Изнутри скорлупа — вездесущий туман, белопенный ручей, не имеющий дна. Взгляд бессильно скользит, мир пронзительно мал, за бельмяной завесой судьба не видна. Сколь бы ни было вне, надо им завладеть.
Рубежи поддаются, клюв крепче кирки́, жажду знания мир прописал на воде: ненадёжная рябь, принимай/отрекись.
Не рождался бы, глупый.
Гнездо у ствола облепихи шипами подрало крыло. На одном не взлететь. Говорят, что ты слаб. Восстаёшь с переливчатым «чив» наголо́. Вой степных непогод иссушает гортань. Сквозь напевы скрежещет песчаный наждак, тишина между стуками сердца и тайн, обещания быть под приказами ждать. Для любого — добыча, для каждого — вещь, промерзаешь в тени от засохшей травы, но поёшь, и мотив твоей песни зловещ. Тянет шрамы под пухом. Живёшь не живым.

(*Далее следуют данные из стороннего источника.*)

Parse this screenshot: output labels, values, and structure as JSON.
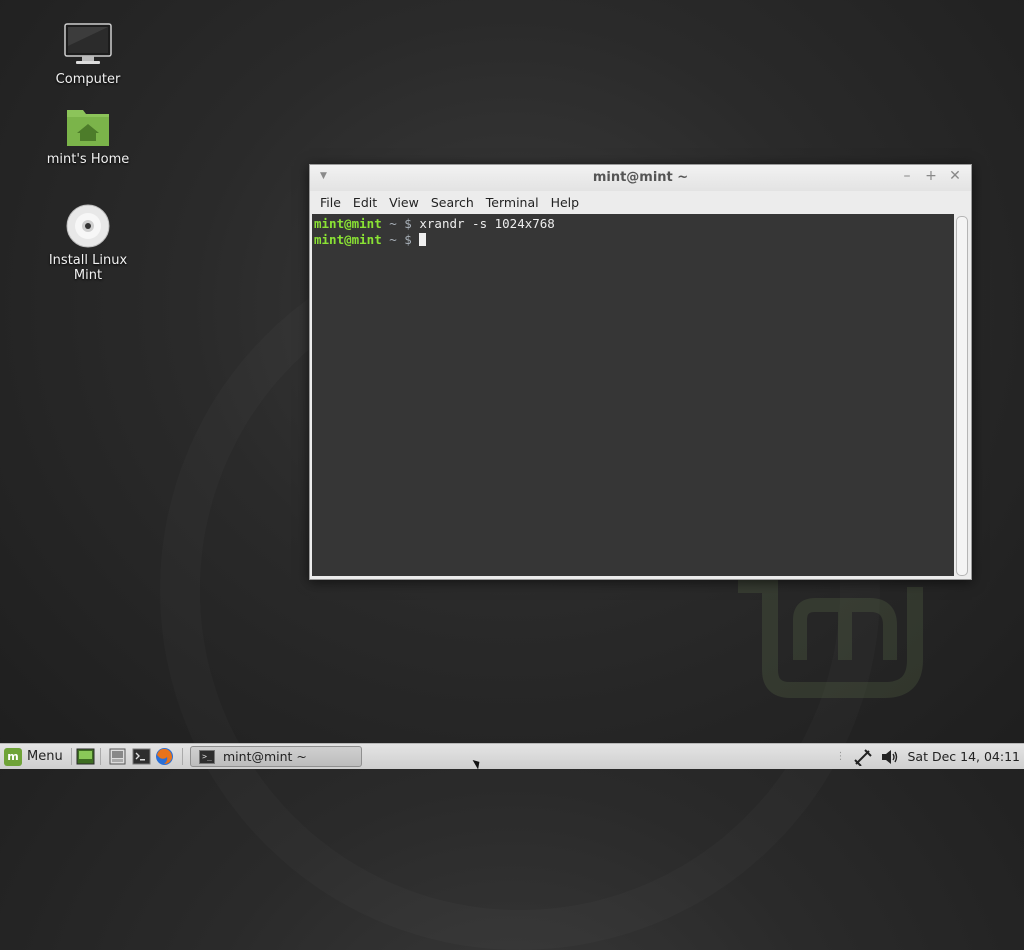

Черепки не собрать, как ни клей — треснет вновь. Между пазлами стыки горят на просвет, сердоликом не гаснут ни в полдень, ни в ночь; строишь стены темницы, но сам себя сверг, а родная скорлупка суглинно горчит.
Ты её перерос. Крылья тонко свербят от ветров: ты же цел, поднимайся, чив-чив!
Возвращайся не в клетку.
В себя.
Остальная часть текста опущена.